REAVES, Wendy Wick, Curator of Prints and Drawings. B.A. (1972) University of Pennsylvania; M.A. (1977) University of Delaware. Research specialties: American graphic art, particularly portrait prints and drawings; self-portraiture; caricature, cartoon, and humor in art; posters, illustration and printed ephemera; American popular culture; the history of fame,.
SHUMARD, Ann, Curator of Photographs. B.A. (1976) Scripps College. Research specialties: History of American portrait photography, with an emphasis on nineteenth and early twentieth-century portraiture; African American history and portraiture during the antebellum period, particularly the work of daguerreotypist Augustus Washington.
WARD, David C., Historian and Deputy Editor, Peale Family Papers. B.A. (1974) University of Rochester; M.A. (1975) University of Warwick; M.A. (1976), M.Phil. (1979), Yale University. Research specialties: American nineteenth century social, cultural and art history; documentary editing; Charles Willson Peale and his times; also in modernism (both literary and artistic).
AFFILIATED RESEARCH STAFF MILES, Ellen G., Curator emeritus, Department of Painting and Sculpture.

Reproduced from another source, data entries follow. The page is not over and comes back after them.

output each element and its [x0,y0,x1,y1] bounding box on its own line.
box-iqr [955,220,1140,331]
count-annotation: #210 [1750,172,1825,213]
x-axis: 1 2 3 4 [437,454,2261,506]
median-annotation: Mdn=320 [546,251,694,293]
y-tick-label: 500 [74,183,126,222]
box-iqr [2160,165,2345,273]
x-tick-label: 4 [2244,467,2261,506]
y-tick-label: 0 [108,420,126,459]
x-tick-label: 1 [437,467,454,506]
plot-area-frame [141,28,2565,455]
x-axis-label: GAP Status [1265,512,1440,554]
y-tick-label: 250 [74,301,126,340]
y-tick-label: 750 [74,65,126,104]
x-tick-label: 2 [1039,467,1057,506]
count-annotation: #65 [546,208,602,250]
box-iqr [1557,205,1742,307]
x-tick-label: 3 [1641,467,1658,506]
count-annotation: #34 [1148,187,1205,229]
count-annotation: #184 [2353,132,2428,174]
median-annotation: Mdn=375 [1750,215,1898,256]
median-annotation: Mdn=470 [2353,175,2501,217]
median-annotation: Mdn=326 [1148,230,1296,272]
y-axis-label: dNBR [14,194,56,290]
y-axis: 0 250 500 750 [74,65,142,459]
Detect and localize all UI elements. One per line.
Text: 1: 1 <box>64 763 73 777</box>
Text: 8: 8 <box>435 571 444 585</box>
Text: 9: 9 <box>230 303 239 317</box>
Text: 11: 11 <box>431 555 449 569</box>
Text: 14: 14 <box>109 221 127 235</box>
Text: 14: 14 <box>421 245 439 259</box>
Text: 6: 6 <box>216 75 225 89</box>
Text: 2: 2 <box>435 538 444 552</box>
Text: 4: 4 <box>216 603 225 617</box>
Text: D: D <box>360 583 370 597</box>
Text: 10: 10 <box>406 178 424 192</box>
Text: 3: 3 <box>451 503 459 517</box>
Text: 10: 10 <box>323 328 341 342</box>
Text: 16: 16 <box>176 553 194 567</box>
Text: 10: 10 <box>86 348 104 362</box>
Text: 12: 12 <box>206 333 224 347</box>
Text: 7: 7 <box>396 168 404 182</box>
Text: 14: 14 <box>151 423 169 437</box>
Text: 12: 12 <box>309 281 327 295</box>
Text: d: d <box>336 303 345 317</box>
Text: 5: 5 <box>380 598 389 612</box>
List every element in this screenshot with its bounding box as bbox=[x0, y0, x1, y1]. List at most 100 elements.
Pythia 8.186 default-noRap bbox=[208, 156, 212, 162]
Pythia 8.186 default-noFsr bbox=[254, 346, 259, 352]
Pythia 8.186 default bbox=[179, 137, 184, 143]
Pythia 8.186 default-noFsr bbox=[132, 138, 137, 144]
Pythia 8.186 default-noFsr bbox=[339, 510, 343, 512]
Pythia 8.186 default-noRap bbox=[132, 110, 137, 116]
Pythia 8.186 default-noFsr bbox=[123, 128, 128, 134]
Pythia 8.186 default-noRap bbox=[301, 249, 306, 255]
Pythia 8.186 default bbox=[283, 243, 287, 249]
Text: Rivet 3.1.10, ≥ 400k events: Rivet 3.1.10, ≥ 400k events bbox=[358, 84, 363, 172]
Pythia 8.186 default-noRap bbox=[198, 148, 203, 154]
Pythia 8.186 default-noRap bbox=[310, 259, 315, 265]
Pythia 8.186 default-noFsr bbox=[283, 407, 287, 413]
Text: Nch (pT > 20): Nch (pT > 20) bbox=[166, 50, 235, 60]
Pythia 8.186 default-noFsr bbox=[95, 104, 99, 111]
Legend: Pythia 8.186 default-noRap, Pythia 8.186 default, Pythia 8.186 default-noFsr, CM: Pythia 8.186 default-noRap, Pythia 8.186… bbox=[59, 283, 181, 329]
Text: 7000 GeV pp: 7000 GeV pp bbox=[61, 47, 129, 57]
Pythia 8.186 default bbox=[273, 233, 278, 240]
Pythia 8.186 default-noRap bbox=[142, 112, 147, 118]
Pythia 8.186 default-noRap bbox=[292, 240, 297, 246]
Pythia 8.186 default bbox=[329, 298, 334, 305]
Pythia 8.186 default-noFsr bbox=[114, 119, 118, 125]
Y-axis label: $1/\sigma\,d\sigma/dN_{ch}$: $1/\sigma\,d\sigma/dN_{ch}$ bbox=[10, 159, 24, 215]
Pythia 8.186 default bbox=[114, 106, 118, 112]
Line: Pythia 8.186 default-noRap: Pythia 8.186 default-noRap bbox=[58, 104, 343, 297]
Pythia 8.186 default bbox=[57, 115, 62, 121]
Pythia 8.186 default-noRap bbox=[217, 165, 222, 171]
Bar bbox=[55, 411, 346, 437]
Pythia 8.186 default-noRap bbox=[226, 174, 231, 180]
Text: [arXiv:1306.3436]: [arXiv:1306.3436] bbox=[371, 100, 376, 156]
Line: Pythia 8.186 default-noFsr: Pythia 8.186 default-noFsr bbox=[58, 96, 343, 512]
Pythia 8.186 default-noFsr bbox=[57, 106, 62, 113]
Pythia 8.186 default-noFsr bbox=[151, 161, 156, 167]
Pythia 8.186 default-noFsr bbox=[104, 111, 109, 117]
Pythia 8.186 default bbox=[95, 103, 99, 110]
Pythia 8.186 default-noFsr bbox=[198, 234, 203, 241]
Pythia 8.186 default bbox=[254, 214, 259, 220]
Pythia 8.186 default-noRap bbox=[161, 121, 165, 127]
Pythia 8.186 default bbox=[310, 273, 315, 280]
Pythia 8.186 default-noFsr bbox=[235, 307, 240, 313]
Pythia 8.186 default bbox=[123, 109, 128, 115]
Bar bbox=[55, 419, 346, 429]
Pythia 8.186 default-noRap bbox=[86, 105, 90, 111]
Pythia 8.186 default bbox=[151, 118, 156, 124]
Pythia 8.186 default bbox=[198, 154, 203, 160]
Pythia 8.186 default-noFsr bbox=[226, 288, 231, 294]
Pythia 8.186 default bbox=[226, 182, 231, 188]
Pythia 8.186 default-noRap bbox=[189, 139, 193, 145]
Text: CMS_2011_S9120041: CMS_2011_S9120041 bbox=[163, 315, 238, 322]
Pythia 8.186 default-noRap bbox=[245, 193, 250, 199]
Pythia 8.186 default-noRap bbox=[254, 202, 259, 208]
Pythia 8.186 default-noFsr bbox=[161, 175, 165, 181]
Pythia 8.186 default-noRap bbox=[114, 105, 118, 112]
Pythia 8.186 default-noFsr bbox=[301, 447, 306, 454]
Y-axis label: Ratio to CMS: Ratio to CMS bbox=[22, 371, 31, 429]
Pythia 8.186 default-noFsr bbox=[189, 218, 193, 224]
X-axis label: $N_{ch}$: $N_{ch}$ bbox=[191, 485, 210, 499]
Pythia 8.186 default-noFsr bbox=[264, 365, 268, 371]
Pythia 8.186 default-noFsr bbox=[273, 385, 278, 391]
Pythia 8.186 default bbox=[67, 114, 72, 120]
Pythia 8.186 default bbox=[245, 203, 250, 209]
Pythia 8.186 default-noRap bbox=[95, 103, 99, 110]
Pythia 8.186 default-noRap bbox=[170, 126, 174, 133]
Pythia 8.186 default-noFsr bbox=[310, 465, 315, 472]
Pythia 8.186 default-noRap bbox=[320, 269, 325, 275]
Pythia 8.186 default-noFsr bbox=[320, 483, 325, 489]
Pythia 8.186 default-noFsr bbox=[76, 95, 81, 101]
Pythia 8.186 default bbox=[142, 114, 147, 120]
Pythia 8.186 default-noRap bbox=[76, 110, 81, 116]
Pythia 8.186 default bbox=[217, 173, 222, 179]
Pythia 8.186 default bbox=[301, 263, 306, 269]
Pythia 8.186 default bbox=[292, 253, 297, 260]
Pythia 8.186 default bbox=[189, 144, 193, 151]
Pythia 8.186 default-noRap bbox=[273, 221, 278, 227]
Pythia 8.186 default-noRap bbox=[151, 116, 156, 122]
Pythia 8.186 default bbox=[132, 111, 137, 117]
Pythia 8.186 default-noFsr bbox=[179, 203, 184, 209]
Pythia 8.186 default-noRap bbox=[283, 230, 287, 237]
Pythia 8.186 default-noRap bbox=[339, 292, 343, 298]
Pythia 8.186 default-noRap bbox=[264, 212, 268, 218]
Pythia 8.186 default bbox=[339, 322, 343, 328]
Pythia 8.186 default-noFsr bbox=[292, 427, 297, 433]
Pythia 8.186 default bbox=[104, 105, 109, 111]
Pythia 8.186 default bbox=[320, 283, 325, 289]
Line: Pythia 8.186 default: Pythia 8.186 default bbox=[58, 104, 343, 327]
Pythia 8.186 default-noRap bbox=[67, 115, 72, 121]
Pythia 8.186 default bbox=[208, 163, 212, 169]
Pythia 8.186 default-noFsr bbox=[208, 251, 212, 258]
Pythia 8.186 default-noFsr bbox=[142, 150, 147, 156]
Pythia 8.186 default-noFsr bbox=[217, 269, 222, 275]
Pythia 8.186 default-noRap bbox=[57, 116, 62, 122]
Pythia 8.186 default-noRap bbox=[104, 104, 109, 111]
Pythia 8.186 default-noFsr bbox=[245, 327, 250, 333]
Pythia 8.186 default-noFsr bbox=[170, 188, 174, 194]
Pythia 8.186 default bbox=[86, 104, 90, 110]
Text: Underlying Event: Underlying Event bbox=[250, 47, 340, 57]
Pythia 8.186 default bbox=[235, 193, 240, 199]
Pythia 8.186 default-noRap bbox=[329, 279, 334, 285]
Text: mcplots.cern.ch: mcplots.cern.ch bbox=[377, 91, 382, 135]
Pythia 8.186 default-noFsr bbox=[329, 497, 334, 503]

B.A. (1964) Bryn Mawr College; M. Phil. (1970), Ph.D. (1976) Yale University. Research specialties: American portraiture to 1865; portraits of George Washington; profile portraits and silhouettes; artists' techniques; theory and practice of portraiture.
SULLIVAN, Martin E., Director. B.A. (1965) Siena College; M.A. (1970), Ph.D. (1974) University of Notre Dame. Research specialties: Colonial North America in the Atlantic World; Native American history and culture; twentieth-century social and labor history; cultural and intellectual property claims.